'Atypical' Taps Exceptional Minds With Autism for Second Season

'Atypical' staff meets with Exceptional Minds artists and animators.

'Who better to animate for an autism-related show than animators with autism?'

The second season of Netflix’s "Atypical" was released last month with valuable input from the autism community, both on and off screen.

After partnering up with "Atypical" to provide visual effects cleanup for season one, Exceptional Minds, a working studio staffed by VFX professionals and animators on the autism spectrum, contributed to season two with an animated sequence that helped add authenticity to the show about a teen on the spectrum.

There is a huge renaissance in animation right now, which is ironic because the autism population, often underemployed, is a growing population and many of these individuals seem to be especially good at it.

Susan Zwerman, Exceptional Minds Studio Executive Producer

“There is a huge renaissance in animation right now, which is ironic because the autism population, often underemployed, is a growing population and many of these individuals seem to be especially good at it,” said Susan Zwerman, Exceptional Minds Studio executive director.

Exceptional Minds Studio animators Mason Earwood, David Miles, Jacob Olson, Michael Shiu and Michael Yochim created an animated sequence that portrayed main character Sam’s (played by Keir Gilchrist) anxiety over starting a new school year.

The animated sequence, shown on Netflix in the third episode "Little Dude and the Lion," brings to life Sam’s notebook sketch of himself running from a stampede of gazelles and zebras before he finally takes cover near a tree. This narrative parallels his experiences as an overwhelmed high schooler on the spectrum, leaning up against his locker in isolation and fear as students rush the halls between classes. The animation made the transition from the opening of the show to the start of the episode, with Sam doodling in his notebook while sitting in the guidance counselor’s office.

“As animation goes, it was a challenge to make the visual transition from opening with the outside of the notebook and ending the sequence inside the notebook,” said Howie Hoffman, the creative director for Exceptional Minds animation studio.  The work showcased the artists' animation skills and involved "matching the look of the show’s opening and transitioning it to blend into the start of the episode,” explained Josh Dagg, Exceptional Minds instructor and visual effects supervisor.  

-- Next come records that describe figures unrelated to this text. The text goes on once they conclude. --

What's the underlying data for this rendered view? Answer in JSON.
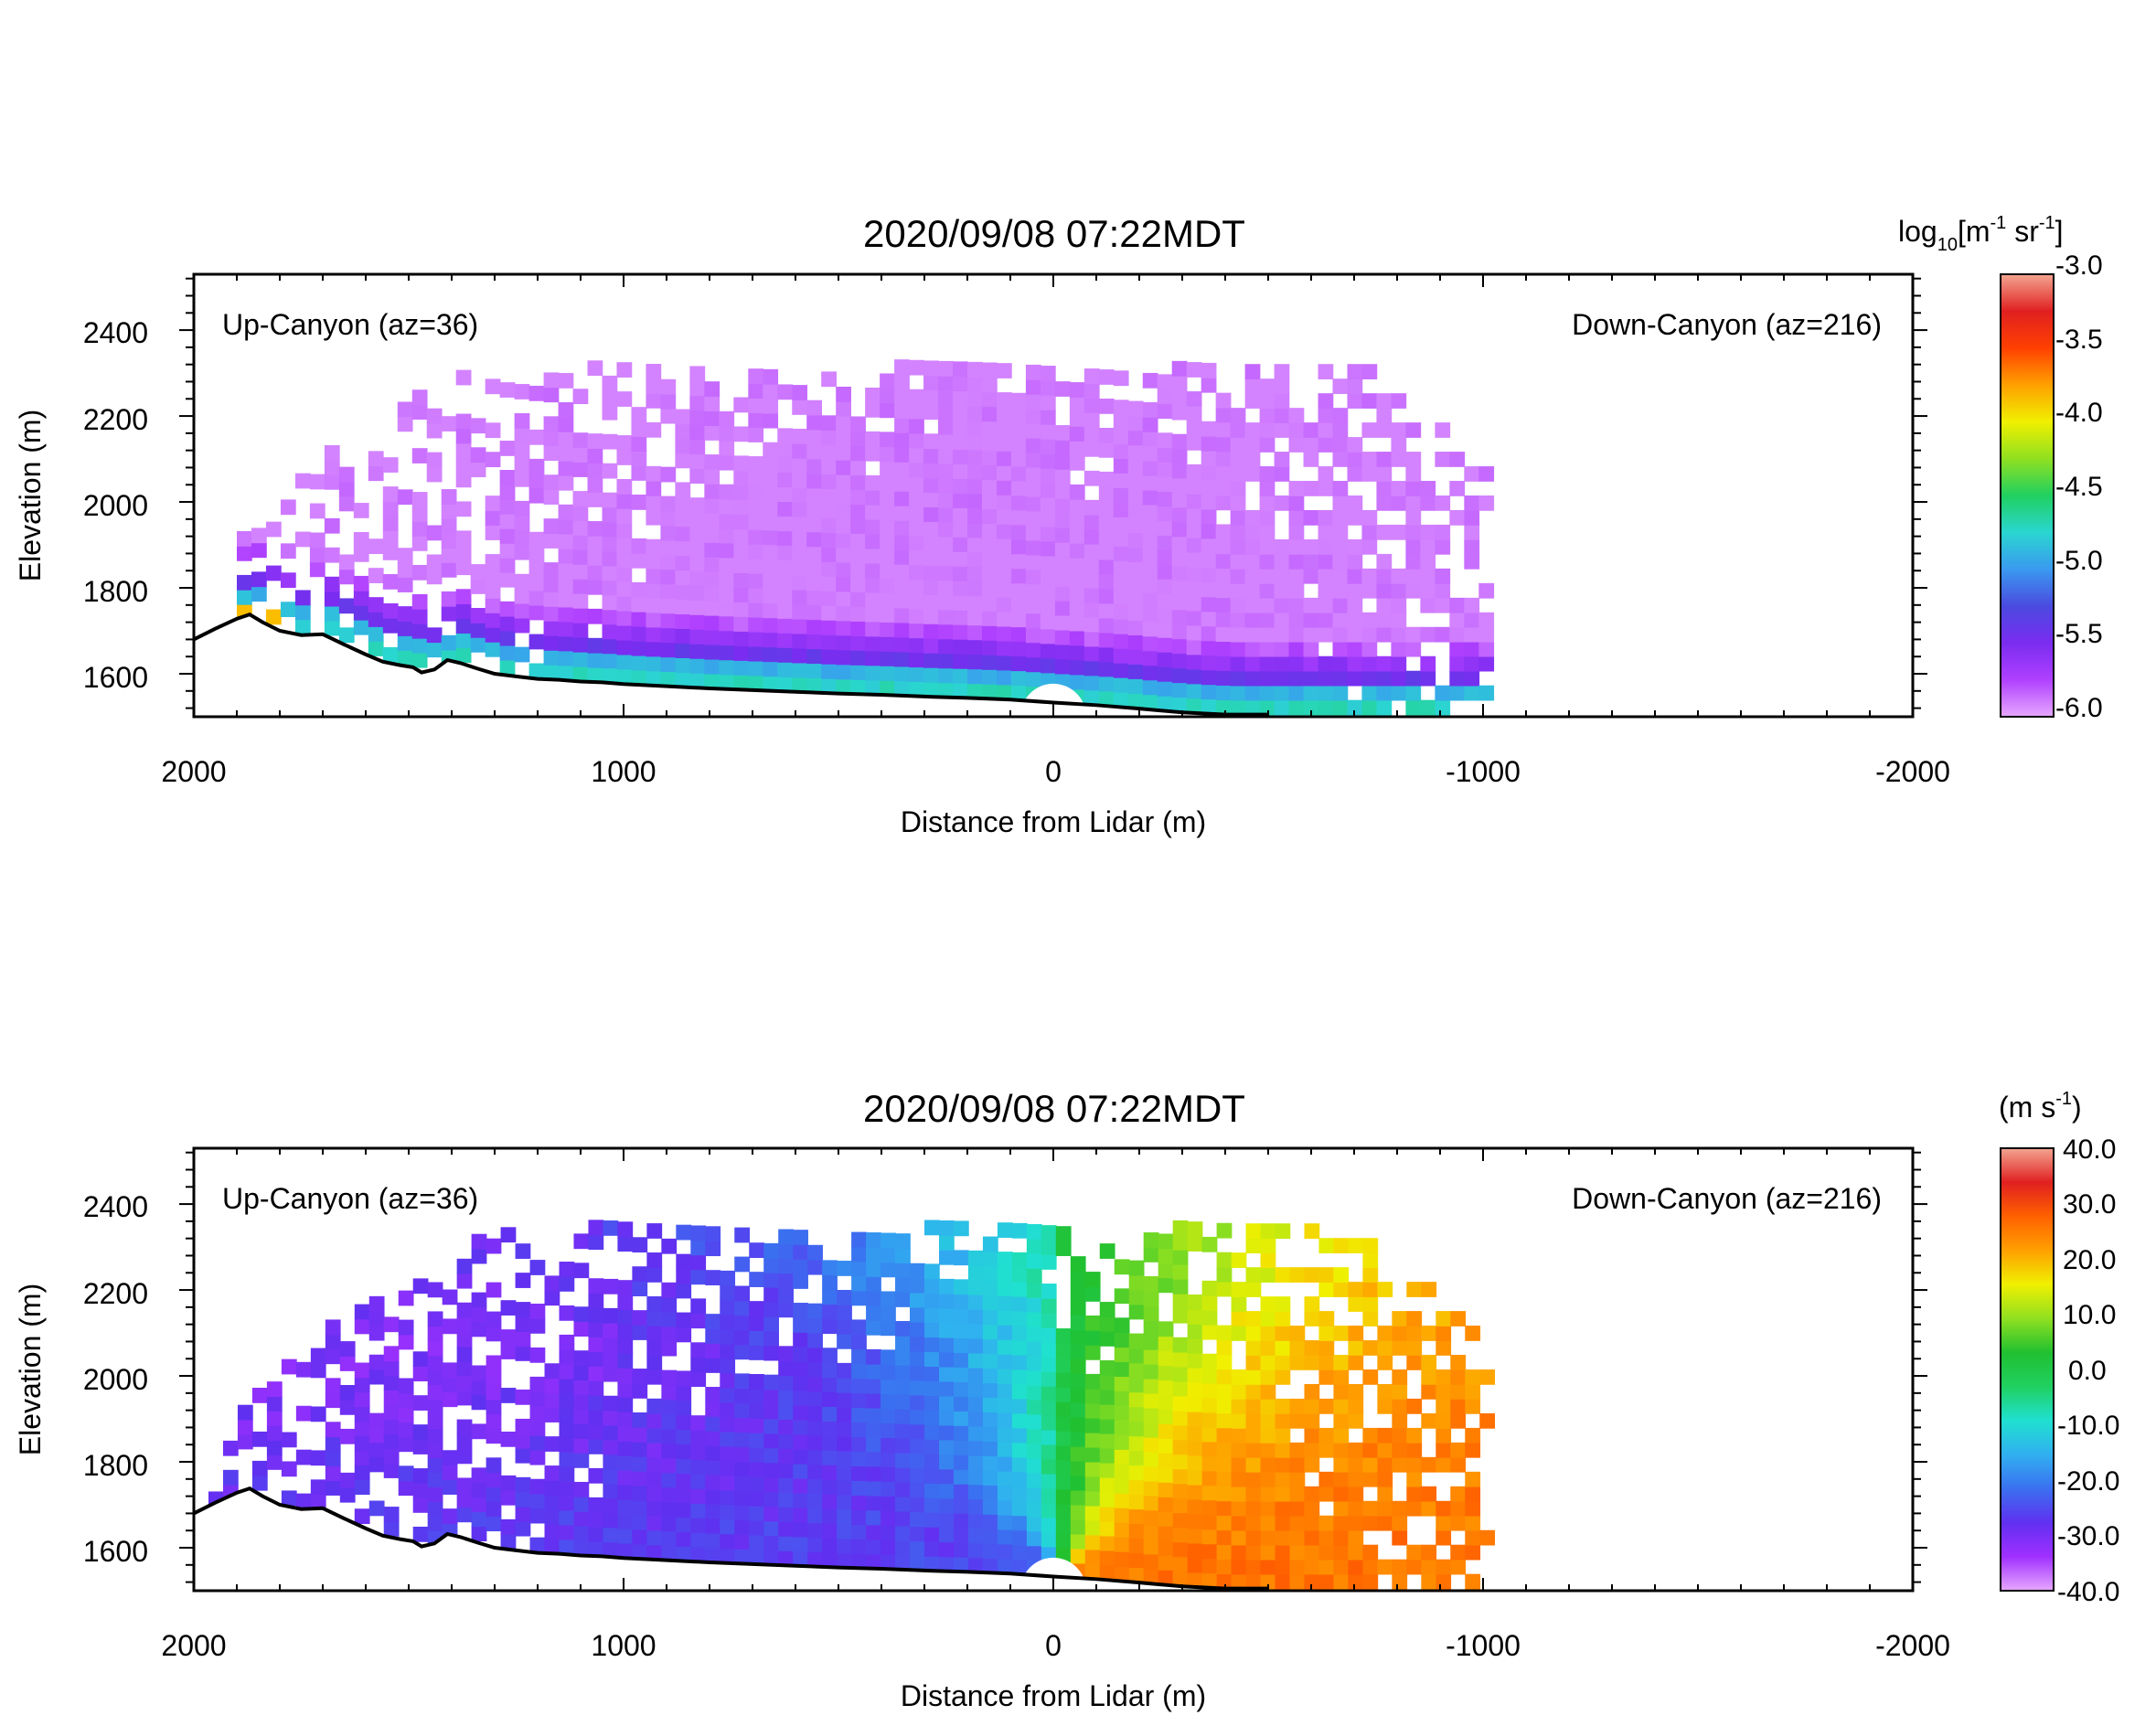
{
  "colors": {
    "axis": "#000000",
    "terrain": "#000000",
    "background": "#ffffff",
    "backscatter_colormap": [
      "#e6a8ff",
      "#b040ff",
      "#7a2cf0",
      "#4a4ae0",
      "#3a9af0",
      "#2ad6d0",
      "#20d060",
      "#90e020",
      "#f0f000",
      "#ffa000",
      "#ff4000",
      "#e02020",
      "#f3a591"
    ],
    "velocity_colormap": [
      "#e6a8ff",
      "#a030ff",
      "#6030f0",
      "#3a70f0",
      "#30b0f0",
      "#20e0d0",
      "#20d060",
      "#20c030",
      "#90e020",
      "#f0f000",
      "#ffa000",
      "#ff6000",
      "#e02020",
      "#f3a591"
    ]
  },
  "chart_data": [
    {
      "type": "heatmap",
      "title": "2020/09/08 07:22MDT",
      "xlabel": "Distance from Lidar (m)",
      "ylabel": "Elevation (m)",
      "xlim": [
        2000,
        -2000
      ],
      "ylim": [
        1500,
        2530
      ],
      "x_ticks": [
        2000,
        1000,
        0,
        -1000,
        -2000
      ],
      "x_tick_labels": [
        "2000",
        "1000",
        "0",
        "-1000",
        "-2000"
      ],
      "y_ticks": [
        1600,
        1800,
        2000,
        2200,
        2400
      ],
      "y_tick_labels": [
        "1600",
        "1800",
        "2000",
        "2200",
        "2400"
      ],
      "annotations": [
        "Up-Canyon (az=36)",
        "Down-Canyon (az=216)"
      ],
      "variable": "log10 backscatter",
      "colorbar": {
        "label_parts": [
          "log",
          "10",
          "[m",
          "-1",
          " sr",
          "-1",
          "]"
        ],
        "range": [
          -6.0,
          -3.0
        ],
        "ticks": [
          -3.0,
          -3.5,
          -4.0,
          -4.5,
          -5.0,
          -5.5,
          -6.0
        ],
        "tick_labels": [
          "-3.0",
          "-3.5",
          "-4.0",
          "-4.5",
          "-5.0",
          "-5.5",
          "-6.0"
        ]
      },
      "lidar_position": [
        0,
        1530
      ],
      "field_extent": {
        "up_canyon_max_x": 1900,
        "down_canyon_max_x": -1000,
        "max_elevation": 2300
      }
    },
    {
      "type": "heatmap",
      "title": "2020/09/08 07:22MDT",
      "xlabel": "Distance from Lidar (m)",
      "ylabel": "Elevation (m)",
      "xlim": [
        2000,
        -2000
      ],
      "ylim": [
        1500,
        2530
      ],
      "x_ticks": [
        2000,
        1000,
        0,
        -1000,
        -2000
      ],
      "x_tick_labels": [
        "2000",
        "1000",
        "0",
        "-1000",
        "-2000"
      ],
      "y_ticks": [
        1600,
        1800,
        2000,
        2200,
        2400
      ],
      "y_tick_labels": [
        "1600",
        "1800",
        "2000",
        "2200",
        "2400"
      ],
      "annotations": [
        "Up-Canyon (az=36)",
        "Down-Canyon (az=216)"
      ],
      "variable": "radial velocity",
      "colorbar": {
        "label_parts": [
          "(m s",
          "-1",
          ")"
        ],
        "range": [
          -40.0,
          40.0
        ],
        "ticks": [
          40.0,
          30.0,
          20.0,
          10.0,
          0.0,
          -10.0,
          -20.0,
          -30.0,
          -40.0
        ],
        "tick_labels": [
          "40.0",
          "30.0",
          "20.0",
          "10.0",
          "0.0",
          "-10.0",
          "-20.0",
          "-30.0",
          "-40.0"
        ]
      },
      "lidar_position": [
        0,
        1530
      ],
      "field_extent": {
        "up_canyon_max_x": 2000,
        "down_canyon_max_x": -1000,
        "max_elevation": 2330
      }
    }
  ],
  "terrain_profile": [
    [
      2000,
      1680
    ],
    [
      1950,
      1705
    ],
    [
      1900,
      1728
    ],
    [
      1870,
      1738
    ],
    [
      1840,
      1720
    ],
    [
      1800,
      1700
    ],
    [
      1750,
      1690
    ],
    [
      1700,
      1692
    ],
    [
      1650,
      1668
    ],
    [
      1600,
      1645
    ],
    [
      1560,
      1628
    ],
    [
      1520,
      1620
    ],
    [
      1490,
      1615
    ],
    [
      1470,
      1603
    ],
    [
      1440,
      1610
    ],
    [
      1410,
      1632
    ],
    [
      1380,
      1625
    ],
    [
      1340,
      1612
    ],
    [
      1300,
      1600
    ],
    [
      1250,
      1594
    ],
    [
      1200,
      1588
    ],
    [
      1150,
      1586
    ],
    [
      1100,
      1582
    ],
    [
      1050,
      1580
    ],
    [
      1000,
      1576
    ],
    [
      900,
      1571
    ],
    [
      800,
      1566
    ],
    [
      700,
      1562
    ],
    [
      600,
      1558
    ],
    [
      500,
      1554
    ],
    [
      400,
      1551
    ],
    [
      300,
      1547
    ],
    [
      200,
      1544
    ],
    [
      100,
      1540
    ],
    [
      0,
      1533
    ],
    [
      -100,
      1527
    ],
    [
      -200,
      1519
    ],
    [
      -300,
      1510
    ],
    [
      -400,
      1505
    ],
    [
      -500,
      1505
    ]
  ]
}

Exceptional Minds animators have gained a reputation for their precision work and creative talent, having also worked on animation projects for Sesame Workshop, Los Angeles Zoo, Special Olympics, Open Hearts Foundation, CBS TV and NPR composer BJ Leiderman. All of the artists are on the autism spectrum and graduates of the Exceptional Minds vocation school preparing young adults with autism for careers in animation and visual effects. In addition to working on projects such as Netflix’s "Atypical" for the studio, located in the same building as the school, Exceptional Minds graduates have gone on to internships and/or employment at Cartoon Network, Nickelodeon and Warner Bros. and to work on visual effects for major productions such as "Star Wars: The Last Jedi," "Black Panther" and the popular television show "The Good Doctor," which also features a young man on the autism spectrum.

This latest animation sequence builds on Exceptional Minds’ working relationship with Netflix's "Atypical" staff, starting with visual effects cleanup work and including a visit to the Exceptional Minds studio by creator Robia Rashid, autism consultant Michelle Dean, as well as the show’s six writers.

“Who better to animate for an autism-related show than professional animators on the autism spectrum?” commented Hoffman. “Shows like this do a service to society by bringing awareness to autism, but also by bringing jobs to the talent that exists in the autism community.”

More than 500,000 U.S. children impacted by autism will enter adulthood during this decade, with one in 59 children to follow. The vast majority of adults with autism are unemployed or underemployed, with young adults on the spectrum accounting for the lowest employment rate of any disabilities group.

Exceptional Minds is the only working studio and vocation school for preparing young adults on the autism spectrum for meaningful careers in visual effects and animation.